Perfume: The Story of a Murderer

"Perfume: The Story of a Murderer" (Tom Tykwer, 2006) Give the director of "Run, Lola, Run" a zillion dollar budget and a best-seller to adapt and you get this monstrous little curiosity, with a role for Dustin Hoffman, yet. Unfortunately, Twyker can't meet the film's biggest challenge-communicating the sense of smell and doing it delicately, of course. The director can do little more than ecstatic shots of Ben Whishaw's Jean-Baptiste Grenouille huffing and puffing and sniffing the air--actually the other way around. And one just can't buy the novel and film's biggest conceit--that the young amateur perfumer can sense parts per million like a super-bloodhound, hours, even days after the source has passed. It's an idea at odds with the visual of a Paris in squalor that Tykwer has (quite rightly, I'd bet) presented. Young Grenouille has this incredibly sensitive snoot in a town of open sewers, outdoor markets and the thousand natural scents, both beautiful and repugnant, including the perfumery used by the citizenry to cover it all up. It doesn't read that he'd be so olfactorily fine-tuned.

That's the major hurdle.

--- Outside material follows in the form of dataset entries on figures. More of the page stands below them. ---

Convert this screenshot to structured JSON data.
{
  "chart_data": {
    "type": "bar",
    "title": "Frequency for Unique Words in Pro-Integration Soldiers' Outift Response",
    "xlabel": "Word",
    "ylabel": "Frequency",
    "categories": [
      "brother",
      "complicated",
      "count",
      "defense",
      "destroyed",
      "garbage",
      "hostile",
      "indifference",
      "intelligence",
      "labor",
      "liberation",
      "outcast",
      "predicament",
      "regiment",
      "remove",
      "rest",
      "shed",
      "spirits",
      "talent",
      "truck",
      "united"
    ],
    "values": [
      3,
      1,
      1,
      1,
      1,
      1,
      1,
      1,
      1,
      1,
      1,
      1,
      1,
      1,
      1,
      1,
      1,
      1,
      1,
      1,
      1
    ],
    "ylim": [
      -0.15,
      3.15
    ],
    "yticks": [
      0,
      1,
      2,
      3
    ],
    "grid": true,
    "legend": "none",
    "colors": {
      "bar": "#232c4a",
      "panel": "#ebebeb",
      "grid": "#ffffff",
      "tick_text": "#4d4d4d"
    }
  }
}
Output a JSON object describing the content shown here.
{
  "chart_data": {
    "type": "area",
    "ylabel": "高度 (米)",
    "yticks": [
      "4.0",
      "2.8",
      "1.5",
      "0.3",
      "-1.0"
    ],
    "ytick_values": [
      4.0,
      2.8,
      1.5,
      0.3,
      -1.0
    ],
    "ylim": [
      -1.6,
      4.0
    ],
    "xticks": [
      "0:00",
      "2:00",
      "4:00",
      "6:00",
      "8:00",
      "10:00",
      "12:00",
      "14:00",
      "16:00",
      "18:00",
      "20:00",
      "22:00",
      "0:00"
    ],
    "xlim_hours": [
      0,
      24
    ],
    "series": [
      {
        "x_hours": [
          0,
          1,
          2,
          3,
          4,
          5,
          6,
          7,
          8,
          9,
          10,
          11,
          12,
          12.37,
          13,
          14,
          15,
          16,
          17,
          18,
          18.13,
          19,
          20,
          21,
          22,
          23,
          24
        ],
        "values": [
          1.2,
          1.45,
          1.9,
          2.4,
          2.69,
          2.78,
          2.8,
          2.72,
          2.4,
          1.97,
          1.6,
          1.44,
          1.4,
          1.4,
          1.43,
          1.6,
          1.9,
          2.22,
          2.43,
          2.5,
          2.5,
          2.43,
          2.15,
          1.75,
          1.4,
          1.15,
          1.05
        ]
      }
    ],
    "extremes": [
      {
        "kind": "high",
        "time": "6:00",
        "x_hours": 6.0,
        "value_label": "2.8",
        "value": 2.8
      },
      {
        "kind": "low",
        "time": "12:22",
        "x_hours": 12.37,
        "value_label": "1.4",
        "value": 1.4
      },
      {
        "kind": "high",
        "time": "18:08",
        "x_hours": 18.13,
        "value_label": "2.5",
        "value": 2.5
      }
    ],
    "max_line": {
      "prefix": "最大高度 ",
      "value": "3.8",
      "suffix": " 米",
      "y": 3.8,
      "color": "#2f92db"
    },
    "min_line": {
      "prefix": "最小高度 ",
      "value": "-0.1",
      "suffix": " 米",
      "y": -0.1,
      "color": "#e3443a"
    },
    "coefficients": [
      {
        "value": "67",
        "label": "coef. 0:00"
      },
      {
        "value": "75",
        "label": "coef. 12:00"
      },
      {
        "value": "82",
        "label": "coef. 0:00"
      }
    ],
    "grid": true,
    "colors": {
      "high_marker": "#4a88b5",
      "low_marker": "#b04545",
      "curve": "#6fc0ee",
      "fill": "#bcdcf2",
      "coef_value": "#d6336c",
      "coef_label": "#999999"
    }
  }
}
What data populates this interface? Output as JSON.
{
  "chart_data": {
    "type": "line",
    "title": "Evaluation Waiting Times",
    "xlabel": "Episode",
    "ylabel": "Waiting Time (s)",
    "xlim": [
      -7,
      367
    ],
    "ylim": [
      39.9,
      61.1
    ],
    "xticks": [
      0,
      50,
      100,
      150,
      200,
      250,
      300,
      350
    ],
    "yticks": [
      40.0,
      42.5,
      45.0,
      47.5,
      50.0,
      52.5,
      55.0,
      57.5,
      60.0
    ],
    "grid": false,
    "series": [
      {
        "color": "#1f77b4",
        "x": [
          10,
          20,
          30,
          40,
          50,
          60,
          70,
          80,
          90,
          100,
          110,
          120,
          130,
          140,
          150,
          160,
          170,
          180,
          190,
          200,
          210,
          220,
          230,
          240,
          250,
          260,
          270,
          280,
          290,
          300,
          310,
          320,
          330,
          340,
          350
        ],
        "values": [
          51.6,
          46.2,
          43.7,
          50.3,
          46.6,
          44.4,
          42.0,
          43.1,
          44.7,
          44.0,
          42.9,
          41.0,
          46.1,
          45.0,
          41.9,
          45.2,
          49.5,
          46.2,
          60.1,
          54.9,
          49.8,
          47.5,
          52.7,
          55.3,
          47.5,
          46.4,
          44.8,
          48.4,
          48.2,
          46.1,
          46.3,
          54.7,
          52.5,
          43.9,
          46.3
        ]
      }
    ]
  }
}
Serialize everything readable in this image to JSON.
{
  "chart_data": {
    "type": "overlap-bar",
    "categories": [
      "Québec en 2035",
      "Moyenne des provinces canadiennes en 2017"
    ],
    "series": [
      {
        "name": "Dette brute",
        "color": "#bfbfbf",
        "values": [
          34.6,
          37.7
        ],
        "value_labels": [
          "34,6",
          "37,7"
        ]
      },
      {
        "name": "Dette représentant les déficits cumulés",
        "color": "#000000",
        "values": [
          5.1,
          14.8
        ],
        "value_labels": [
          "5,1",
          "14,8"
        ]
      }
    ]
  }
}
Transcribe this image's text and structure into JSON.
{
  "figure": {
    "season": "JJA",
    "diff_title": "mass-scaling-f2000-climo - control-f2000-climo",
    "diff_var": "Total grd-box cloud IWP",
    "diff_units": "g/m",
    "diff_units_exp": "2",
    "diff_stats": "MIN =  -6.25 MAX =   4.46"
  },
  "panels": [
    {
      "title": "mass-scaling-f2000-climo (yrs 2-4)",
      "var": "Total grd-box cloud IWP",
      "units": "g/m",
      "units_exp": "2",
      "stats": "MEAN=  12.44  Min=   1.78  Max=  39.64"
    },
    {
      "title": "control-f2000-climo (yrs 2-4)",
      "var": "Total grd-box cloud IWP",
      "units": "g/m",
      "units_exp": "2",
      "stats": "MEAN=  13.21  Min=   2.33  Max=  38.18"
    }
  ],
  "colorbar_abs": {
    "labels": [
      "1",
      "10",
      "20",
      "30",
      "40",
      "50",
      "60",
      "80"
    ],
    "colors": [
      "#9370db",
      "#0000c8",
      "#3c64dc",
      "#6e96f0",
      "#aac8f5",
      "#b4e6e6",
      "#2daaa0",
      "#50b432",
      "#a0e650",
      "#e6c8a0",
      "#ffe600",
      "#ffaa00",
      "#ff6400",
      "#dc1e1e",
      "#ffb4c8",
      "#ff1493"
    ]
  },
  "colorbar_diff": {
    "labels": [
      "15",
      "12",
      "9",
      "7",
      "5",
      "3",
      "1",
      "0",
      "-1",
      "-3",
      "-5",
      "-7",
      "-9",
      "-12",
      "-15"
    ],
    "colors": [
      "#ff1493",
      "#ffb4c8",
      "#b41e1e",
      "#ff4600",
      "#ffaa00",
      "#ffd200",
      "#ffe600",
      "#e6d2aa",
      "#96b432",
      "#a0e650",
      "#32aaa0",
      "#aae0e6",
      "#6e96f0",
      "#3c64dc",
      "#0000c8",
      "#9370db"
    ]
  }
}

The other is the coarse rankness of the material, where women--it's always women--are killed serially, covered in animal fat to immediately preserve their scent, then the fat is scraped off and reduced down to its basic (one would presume) pheromone, and collected as an eau de copse. The plot all comes down to a...boil...when Alan Rickman's protective father suspects his daughter is being stalked by the little stinker, and highs her to the hinterlands at full gallop. Despite his precautions Grenouille is able to track them on-foot despite the dughter's intoxicating scent being mixed with that of a sweating horse. This is where Tykwer's inability to sell the scent works to his advantage. You're not supposed to think about that in the absence of evidence.

There are other troubling aspects to it, but let's come right to the nitty of the gritty. "Perfume" is just another in a series of serial killer movies which (sorry) boils down women to objects with an aspect to be coveted and destroyed for. It's not unlike "House of Wax" (whichever version) or the skin-suits of "The Silence of the Lambs." Despite being gussied up with period detail, sophistication of technique and aspects of subject matter, "Perfume: The Story of a Murderer" is just another horror movie with pretensions of grandeur. Despite all the attempts to cover it up, you can't hide the basic stink.